Several composers published by Edition Peters will be featured at Klangspuren Schwaz, a festival for new music in Tyrol, Austria.
On September 6, the Austrian premiere of Skull (Triptych III) by Rebecca Saunders takes place, performed by conductor Enno Poppe and Ensemble Modern, who premiered the work last year.
After Scar and Skin, Skull forms the last piece of a triptych. The music journeys from outside the acoustic body to the inside, ‘to the edge of the innermost, of consciousness – as it were, to the skeletal essence within’, describes the composer.
The work is inspired by words of Haruki Murakami.
The skull is enveloped in a profound silence that seems nothingness itself.
The silence does not reside on the surface, but is held like smoke within.
It is unfathomable, eternal, a disembodied vision cast upon a point in the void.
The next day, on September 7, follows the world premiere of Take Five for Nine by Bernhard Gander, performed by Ensemble PHACE under the baton of Lars Mlekusch. The work was commissioned by PHACE and Klangspuren Schwaz.

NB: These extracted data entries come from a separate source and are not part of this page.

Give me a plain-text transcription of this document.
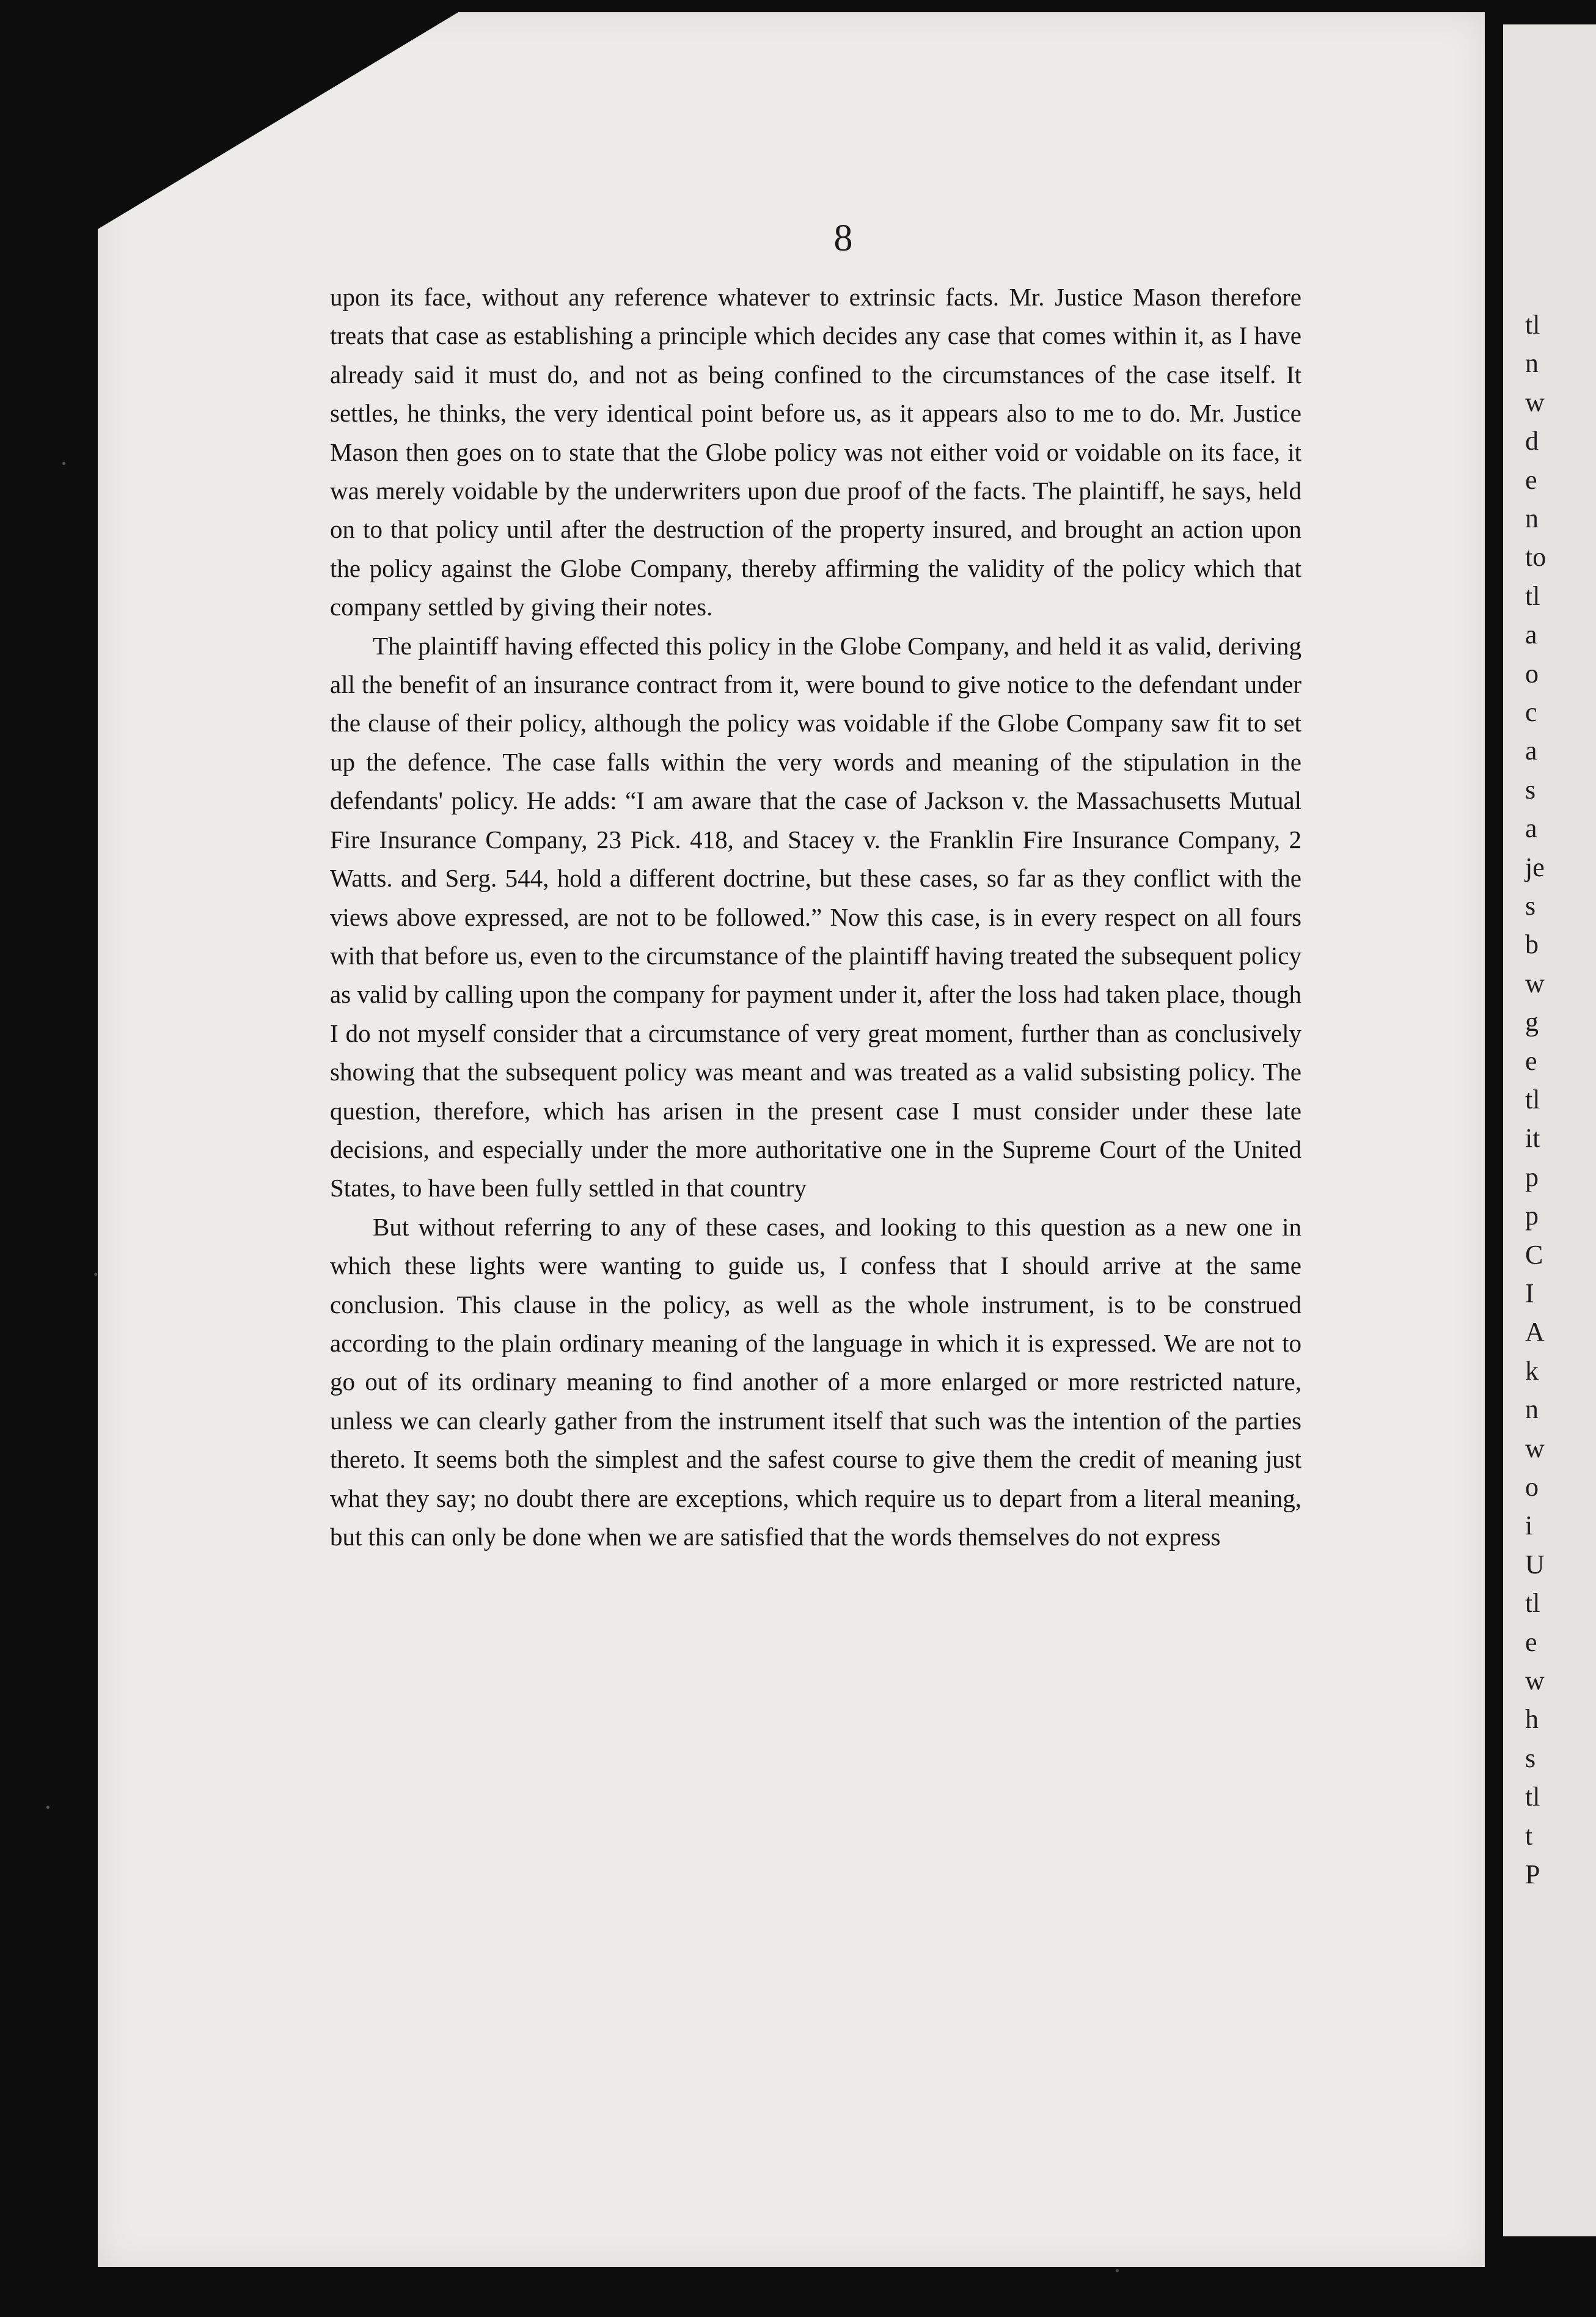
tl
n
w
d
e
n
to
tl
a
o
c
a
s
a
je
s
b
w
g
e
tl
it
p
p
C
I
A
k
n
w
o
i
U
tl
e
w
h
s
tl
t
P
8

upon its face, without any reference whatever to extrinsic facts. Mr. Justice Mason therefore treats that case as establishing a principle which decides any case that comes within it, as I have already said it must do, and not as being confined to the circumstances of the case itself. It settles, he thinks, the very identical point before us, as it appears also to me to do. Mr. Justice Mason then goes on to state that the Globe policy was not either void or voidable on its face, it was merely voidable by the underwriters upon due proof of the facts. The plaintiff, he says, held on to that policy until after the destruction of the property insured, and brought an action upon the policy against the Globe Company, thereby affirming the validity of the policy which that company settled by giving their notes.

The plaintiff having effected this policy in the Globe Company, and held it as valid, deriving all the benefit of an insurance contract from it, were bound to give notice to the defendant under the clause of their policy, although the policy was voidable if the Globe Company saw fit to set up the defence. The case falls within the very words and meaning of the stipulation in the defendants' policy. He adds: “I am aware that the case of Jackson v. the Massachusetts Mutual Fire Insurance Company, 23 Pick. 418, and Stacey v. the Franklin Fire Insurance Company, 2 Watts. and Serg. 544, hold a different doctrine, but these cases, so far as they conflict with the views above expressed, are not to be followed.” Now this case, is in every respect on all fours with that before us, even to the circumstance of the plaintiff having treated the subsequent policy as valid by calling upon the company for payment under it, after the loss had taken place, though I do not myself consider that a circumstance of very great moment, further than as conclusively showing that the subsequent policy was meant and was treated as a valid subsisting policy. The question, therefore, which has arisen in the present case I must consider under these late decisions, and especially under the more authoritative one in the Supreme Court of the United States, to have been fully settled in that country

But without referring to any of these cases, and looking to this question as a new one in which these lights were wanting to guide us, I confess that I should arrive at the same conclusion. This clause in the policy, as well as the whole instrument, is to be construed according to the plain ordinary meaning of the language in which it is expressed. We are not to go out of its ordinary meaning to find another of a more enlarged or more restricted nature, unless we can clearly gather from the instrument itself that such was the intention of the parties thereto. It seems both the simplest and the safest course to give them the credit of meaning just what they say; no doubt there are exceptions, which require us to depart from a literal meaning, but this can only be done when we are satisfied that the words themselves do not express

The name of the double concerto for double bass, percussion, and ensemble is derived from the 5-note rhythm, written for 9 players. Both solo instruments will take turns in showing off individual lines and rhythms as well as musical solo cadenzas.
The same concert also features They left us grief-trees wailing at the wall. for nine amplified instruments by Clara Iannotta. The work takes its title from the Irish poet Dorothy Molloy.
Iannotta uses mundane objects such as cardboards boxes, wine glasses or paperclips to alter the sound of the instruments or to make their own sounds. The music ‘is dominated by seemingly static bands of sound that on closer attention appear full of life and variety.’
The work was commissioned by Ars Nova, Riot Ensemble and Wien Modern, and was first performed in 2020 at Wien Modern by Riot Ensemble.